No había cogido paraguas. El sombrero colocado con estilo, un tanto ladeado, que cubría su negro cabello incrementaba la oscura tonalidad del día gris que se apagaba en la tez donde resaltaban unos ojos azules, claros y resplandecientes. La gabardina beis, larga, ajustada por un cinturón anudado, con los cuellos levantados, dejaba al descubierto una fina corbata que parecía aún más negra sobre la camisa blanca. Solo llevaba una maleta, pero su pistola favorita, la que había pertenecido a su padre, se hallaba presta, a la altura del corazón, de forma idónea para poder ser utilizada en cualquier preciso momento.
Un mozo del hotel fue a recibirle a la estación con un carro para transportar el equipaje.
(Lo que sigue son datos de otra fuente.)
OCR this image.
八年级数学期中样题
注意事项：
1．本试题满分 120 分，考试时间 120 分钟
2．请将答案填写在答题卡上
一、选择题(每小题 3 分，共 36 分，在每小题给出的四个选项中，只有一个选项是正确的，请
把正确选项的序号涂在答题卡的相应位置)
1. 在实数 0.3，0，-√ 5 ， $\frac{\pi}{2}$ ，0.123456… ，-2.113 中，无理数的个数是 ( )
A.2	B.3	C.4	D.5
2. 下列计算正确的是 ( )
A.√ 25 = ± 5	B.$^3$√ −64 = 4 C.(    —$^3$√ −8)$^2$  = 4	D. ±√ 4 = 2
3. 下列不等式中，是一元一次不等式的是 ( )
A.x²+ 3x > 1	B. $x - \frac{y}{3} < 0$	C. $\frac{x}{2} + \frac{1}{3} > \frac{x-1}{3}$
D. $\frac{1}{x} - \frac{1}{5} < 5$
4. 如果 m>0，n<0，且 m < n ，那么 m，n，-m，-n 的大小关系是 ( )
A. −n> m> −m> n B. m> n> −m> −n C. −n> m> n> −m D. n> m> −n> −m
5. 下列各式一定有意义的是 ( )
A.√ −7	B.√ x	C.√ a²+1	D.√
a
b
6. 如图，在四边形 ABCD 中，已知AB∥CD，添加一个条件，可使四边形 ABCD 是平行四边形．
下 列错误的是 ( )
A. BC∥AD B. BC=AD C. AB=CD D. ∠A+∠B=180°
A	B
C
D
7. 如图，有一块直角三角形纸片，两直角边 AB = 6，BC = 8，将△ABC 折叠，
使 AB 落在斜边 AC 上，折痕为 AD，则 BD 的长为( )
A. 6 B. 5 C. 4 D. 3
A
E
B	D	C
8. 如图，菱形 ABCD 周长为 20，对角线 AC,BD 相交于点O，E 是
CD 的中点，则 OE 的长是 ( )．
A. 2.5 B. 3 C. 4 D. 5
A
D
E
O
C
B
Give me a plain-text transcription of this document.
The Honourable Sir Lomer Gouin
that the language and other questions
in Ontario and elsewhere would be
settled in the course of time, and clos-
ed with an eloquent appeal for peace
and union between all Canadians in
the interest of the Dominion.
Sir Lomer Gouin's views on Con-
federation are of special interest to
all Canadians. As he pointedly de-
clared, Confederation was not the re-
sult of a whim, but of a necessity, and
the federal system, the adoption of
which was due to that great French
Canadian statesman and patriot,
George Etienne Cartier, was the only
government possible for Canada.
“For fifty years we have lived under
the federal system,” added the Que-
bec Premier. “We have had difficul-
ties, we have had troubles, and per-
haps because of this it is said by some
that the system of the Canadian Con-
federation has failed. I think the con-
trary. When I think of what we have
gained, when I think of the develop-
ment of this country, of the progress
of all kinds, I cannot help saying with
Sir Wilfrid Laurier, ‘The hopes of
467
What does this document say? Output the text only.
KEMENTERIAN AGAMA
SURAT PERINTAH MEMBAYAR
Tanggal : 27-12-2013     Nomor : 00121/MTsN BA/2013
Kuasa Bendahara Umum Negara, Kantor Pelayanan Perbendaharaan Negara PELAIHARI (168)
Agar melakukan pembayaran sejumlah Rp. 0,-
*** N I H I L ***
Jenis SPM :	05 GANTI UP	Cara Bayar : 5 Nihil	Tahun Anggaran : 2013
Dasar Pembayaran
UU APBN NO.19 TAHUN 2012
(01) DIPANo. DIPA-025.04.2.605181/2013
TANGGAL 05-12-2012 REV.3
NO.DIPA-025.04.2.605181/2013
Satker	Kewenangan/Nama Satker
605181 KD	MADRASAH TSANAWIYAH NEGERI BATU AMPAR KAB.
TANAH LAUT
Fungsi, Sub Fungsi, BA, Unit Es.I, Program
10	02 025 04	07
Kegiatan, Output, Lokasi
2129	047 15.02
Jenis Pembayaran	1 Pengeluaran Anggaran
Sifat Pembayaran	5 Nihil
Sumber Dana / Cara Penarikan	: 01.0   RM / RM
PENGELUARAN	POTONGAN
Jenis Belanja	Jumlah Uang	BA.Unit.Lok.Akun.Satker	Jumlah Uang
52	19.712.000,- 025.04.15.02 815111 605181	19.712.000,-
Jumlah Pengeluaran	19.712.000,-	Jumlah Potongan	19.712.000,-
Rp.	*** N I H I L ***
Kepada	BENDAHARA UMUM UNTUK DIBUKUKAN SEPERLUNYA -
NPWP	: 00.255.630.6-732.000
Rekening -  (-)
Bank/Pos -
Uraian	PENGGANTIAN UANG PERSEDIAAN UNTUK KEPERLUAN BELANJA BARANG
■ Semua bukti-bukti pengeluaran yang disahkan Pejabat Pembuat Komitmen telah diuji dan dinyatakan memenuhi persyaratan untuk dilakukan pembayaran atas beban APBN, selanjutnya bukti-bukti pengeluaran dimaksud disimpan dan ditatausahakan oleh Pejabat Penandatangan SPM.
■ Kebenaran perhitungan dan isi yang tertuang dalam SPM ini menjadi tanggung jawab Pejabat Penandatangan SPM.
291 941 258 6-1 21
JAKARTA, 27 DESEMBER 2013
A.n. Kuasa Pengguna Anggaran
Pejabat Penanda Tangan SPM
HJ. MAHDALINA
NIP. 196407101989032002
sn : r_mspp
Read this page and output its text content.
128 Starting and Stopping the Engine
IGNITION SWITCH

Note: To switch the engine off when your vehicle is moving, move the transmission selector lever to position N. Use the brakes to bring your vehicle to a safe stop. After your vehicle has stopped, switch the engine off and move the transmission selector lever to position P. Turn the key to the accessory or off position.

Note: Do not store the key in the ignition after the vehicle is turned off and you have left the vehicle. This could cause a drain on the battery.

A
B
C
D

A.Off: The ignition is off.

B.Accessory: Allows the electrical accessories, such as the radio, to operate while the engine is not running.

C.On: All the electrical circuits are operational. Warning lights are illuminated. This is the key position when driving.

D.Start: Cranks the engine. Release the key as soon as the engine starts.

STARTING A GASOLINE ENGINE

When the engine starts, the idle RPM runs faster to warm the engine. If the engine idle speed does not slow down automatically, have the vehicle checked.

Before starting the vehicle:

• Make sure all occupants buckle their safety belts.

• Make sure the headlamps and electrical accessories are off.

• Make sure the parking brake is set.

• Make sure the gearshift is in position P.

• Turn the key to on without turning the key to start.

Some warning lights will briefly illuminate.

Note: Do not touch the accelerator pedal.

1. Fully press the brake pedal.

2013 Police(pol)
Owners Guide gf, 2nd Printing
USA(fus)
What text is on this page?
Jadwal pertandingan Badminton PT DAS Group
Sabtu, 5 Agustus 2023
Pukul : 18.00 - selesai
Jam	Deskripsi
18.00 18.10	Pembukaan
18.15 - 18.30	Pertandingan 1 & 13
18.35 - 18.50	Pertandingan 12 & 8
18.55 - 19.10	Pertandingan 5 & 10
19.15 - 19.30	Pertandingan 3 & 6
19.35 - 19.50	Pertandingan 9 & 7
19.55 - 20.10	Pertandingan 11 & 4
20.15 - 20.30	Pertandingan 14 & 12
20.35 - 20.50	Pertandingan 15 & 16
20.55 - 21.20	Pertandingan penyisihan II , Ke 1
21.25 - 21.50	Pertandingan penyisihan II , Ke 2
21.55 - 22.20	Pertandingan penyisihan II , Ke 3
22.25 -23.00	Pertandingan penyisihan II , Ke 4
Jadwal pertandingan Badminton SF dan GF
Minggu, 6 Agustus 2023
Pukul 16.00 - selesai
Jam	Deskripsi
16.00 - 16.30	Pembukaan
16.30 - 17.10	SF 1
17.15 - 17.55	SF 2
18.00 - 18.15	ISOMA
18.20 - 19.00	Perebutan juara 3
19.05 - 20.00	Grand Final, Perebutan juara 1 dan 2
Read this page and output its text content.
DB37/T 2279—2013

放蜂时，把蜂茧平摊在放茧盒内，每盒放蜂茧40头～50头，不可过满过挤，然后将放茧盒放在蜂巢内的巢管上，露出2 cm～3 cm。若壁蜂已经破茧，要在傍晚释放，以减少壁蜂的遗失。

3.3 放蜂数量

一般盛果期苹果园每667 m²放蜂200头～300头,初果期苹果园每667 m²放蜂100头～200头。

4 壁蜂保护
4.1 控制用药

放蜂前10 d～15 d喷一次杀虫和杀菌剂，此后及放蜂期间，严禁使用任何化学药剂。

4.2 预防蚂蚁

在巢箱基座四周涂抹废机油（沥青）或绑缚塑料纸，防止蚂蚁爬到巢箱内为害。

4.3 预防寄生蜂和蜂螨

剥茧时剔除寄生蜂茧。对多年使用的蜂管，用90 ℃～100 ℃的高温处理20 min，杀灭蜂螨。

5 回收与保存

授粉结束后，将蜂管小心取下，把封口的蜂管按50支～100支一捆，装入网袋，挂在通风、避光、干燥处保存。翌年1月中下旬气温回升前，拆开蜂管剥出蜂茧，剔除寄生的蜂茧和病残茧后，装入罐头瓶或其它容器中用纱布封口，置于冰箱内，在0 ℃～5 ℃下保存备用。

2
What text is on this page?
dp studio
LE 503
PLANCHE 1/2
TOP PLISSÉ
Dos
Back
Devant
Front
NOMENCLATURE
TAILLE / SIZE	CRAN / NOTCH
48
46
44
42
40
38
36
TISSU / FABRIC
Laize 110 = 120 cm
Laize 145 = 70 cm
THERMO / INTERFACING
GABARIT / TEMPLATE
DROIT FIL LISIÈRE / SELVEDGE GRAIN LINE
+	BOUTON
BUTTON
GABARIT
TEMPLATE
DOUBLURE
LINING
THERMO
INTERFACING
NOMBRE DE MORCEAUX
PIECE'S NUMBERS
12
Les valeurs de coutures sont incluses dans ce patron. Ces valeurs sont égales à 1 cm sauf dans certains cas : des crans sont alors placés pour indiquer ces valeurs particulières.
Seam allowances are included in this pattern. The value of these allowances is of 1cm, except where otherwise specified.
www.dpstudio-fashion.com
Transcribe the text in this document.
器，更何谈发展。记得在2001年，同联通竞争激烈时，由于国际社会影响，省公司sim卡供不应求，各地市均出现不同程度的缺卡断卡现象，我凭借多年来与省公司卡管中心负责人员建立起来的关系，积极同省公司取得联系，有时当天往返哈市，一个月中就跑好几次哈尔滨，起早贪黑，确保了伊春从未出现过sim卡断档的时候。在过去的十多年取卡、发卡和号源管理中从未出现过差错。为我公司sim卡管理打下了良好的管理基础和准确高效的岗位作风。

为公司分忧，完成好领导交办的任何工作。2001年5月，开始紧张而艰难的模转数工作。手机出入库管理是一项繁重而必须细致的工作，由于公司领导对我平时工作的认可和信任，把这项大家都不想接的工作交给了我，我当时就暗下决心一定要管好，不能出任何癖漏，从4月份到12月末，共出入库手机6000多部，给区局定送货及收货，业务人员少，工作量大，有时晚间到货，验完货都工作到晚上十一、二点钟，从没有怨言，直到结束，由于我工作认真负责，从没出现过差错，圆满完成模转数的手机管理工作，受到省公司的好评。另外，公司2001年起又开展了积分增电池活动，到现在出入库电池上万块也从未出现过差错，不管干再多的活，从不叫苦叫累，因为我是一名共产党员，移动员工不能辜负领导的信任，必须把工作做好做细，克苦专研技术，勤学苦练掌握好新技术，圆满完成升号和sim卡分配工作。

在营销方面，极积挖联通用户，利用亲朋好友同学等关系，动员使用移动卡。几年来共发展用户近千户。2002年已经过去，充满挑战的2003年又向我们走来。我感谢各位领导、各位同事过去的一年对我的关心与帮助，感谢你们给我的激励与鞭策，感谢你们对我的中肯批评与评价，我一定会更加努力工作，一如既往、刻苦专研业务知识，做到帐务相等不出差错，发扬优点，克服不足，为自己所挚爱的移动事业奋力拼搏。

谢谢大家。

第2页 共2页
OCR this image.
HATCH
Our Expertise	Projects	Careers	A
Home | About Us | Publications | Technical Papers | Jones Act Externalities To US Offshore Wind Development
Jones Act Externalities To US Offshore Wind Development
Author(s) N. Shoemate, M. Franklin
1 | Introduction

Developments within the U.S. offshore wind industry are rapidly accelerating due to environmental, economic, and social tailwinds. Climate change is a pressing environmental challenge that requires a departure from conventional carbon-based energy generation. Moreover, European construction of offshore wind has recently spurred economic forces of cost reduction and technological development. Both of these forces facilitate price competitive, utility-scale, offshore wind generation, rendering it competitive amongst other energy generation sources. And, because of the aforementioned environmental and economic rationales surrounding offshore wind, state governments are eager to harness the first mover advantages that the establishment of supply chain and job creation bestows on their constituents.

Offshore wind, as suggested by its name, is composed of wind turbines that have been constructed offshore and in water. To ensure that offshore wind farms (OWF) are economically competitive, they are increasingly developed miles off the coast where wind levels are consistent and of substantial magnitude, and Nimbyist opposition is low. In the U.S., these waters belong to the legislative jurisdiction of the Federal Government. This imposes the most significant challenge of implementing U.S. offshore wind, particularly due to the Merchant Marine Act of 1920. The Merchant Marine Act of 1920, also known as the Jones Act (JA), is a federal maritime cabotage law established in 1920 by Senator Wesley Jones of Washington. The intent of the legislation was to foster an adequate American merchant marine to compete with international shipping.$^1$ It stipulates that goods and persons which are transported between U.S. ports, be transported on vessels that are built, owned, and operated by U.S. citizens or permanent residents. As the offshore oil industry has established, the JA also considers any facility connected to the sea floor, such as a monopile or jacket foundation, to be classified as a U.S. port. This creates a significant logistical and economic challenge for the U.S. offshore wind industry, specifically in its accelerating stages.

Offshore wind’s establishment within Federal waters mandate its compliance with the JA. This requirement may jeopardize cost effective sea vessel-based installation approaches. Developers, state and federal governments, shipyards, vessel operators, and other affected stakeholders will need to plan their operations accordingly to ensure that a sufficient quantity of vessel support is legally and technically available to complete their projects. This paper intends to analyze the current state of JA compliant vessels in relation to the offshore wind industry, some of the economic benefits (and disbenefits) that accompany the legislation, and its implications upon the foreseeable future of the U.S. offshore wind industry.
La calle San Prudencio de Vitoria vivía un incesante ajetreo y el gran hotel Frontón de Vitoria se encontraba muy animado ante la fiesta que iba a celebrarse al día siguiente. Se hallaba al completo, no solo la instalación principal sita en el número siete, sino también la denominada sucursal, un establecimiento accesorio que se hallaba en el número dos de la misma calle, esquina con San Antonio. Tras alojarse en su habitación y antes de trasladarse al restaurante del hotel para cenar pudo ver que algunos pasillos y el salón principal para el ágape se hallaban ya adornados con grandes banderas nacionales acompañadas de esvásticas nazis y estandartes del Tercer Reich, junto con otros de la antigua Milicia Ciudadana de Vitoria.
Una cena frugal, un último vistazo por el interior del hotel con el fin de familiarizarse con el lugar de la acción y vuelta a la habitación para descansar. De momento tampoco quería hacerse ver demasiado por lo que prefirió retirarse temprano. El día siguiente se antojaba largo, misterioso, peligroso e inescrutable pues, desde luego, no sabía qué le podría deparar.